The paper introduces S$^3$, an algebraic framework for specifying structured sparse patterns, enabling precise composition of diverse sparsity structures. Experimental validation shows that structured OBS and OBD implementations built on S$^3$ surpass well-established second-order heuristics on output reconstruction across common configurations.
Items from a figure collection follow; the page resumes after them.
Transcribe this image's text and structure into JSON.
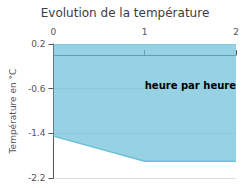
{
  "chart_data": {
    "type": "line",
    "title": "Evolution de la température",
    "ylabel": "Température en °C",
    "x": [
      0,
      1,
      2
    ],
    "values": [
      -1.45,
      -1.9,
      -1.9
    ],
    "color": "#6bbfd8",
    "xlim": [
      0,
      2
    ],
    "xticks": [
      0,
      1,
      2
    ],
    "ylim": [
      -2.2,
      0.2
    ],
    "yticks": [
      0.2,
      -0.6,
      -1.4,
      -2.2
    ],
    "grid": true,
    "annotations": [
      {
        "text": "heure par heure",
        "x": 1.5,
        "y": -0.55
      }
    ]
  }
}
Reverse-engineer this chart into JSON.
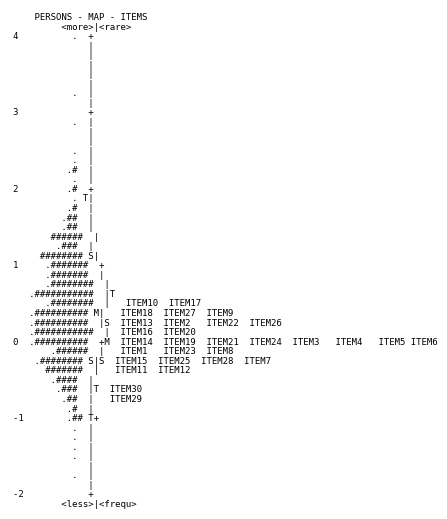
{
  "bg_color": "#ffffff",
  "text_color": "#000000",
  "font_size": 6.5,
  "content_lines": [
    "    PERSONS - MAP - ITEMS",
    "         <more>|<rare>",
    "4          .  +",
    "              |",
    "              |",
    "              |",
    "              |",
    "              |",
    "           .  |",
    "              |",
    "3             +",
    "           .  |",
    "              |",
    "              |",
    "           .  |",
    "           .  |",
    "          .#  |",
    "           .  |",
    "2         .#  +",
    "           . T|",
    "          .#  |",
    "         .##  |",
    "         .##  |",
    "       ######  |",
    "        .###  |",
    "     ######## S|",
    "1     .#######  +",
    "      .#######  |",
    "      .########  |",
    "   .###########  |T",
    "      .########  |   ITEM10  ITEM17",
    "   .########## M|   ITEM18  ITEM27  ITEM9",
    "   .##########  |S  ITEM13  ITEM2   ITEM22  ITEM26",
    "   .###########  |  ITEM16  ITEM20",
    "0  .##########  +M  ITEM14  ITEM19  ITEM21  ITEM24  ITEM3   ITEM4   ITEM5 ITEM6",
    "       .######  |   ITEM1   ITEM23  ITEM8",
    "    .######## S|S  ITEM15  ITEM25  ITEM28  ITEM7",
    "      #######  |   ITEM11  ITEM12",
    "       .####  |",
    "        .###  |T  ITEM30",
    "         .##  |   ITEM29",
    "          .#  |",
    "-1        .## T+",
    "           .  |",
    "           .  |",
    "           .  |",
    "           .  |",
    "              |",
    "           .  |",
    "              |",
    "-2            +",
    "         <less>|<frequ>"
  ]
}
We introduce the Structured Sparsity Specification (S$^3$), an algebraic framework for defining, composing, and implementing structured sparse patterns. S$^3$ specifies sparsity through three components: a View that reshapes the tensor via layout composition, a Block specification that defines the atomic pruning unit, and the sparsity decision Scope. Both Block and Scope support Coupling across tensors for coordinated sparsification. S$^3$ enables precise specification of diverse sparsity structures, from fine-grained N:M patterns to coarse channel pruning, and integrates seamlessly with Optimal Brain Damage (OBD) and Surgeon (OBS). We formalize the framework mathematically, demonstrate its expressiveness on canonical patterns, and validate it experimentally via structured OBS and OBD implementations built entirely on S$^3$, which surpasses well-established second order heuristics on output reconstruction across common configurations.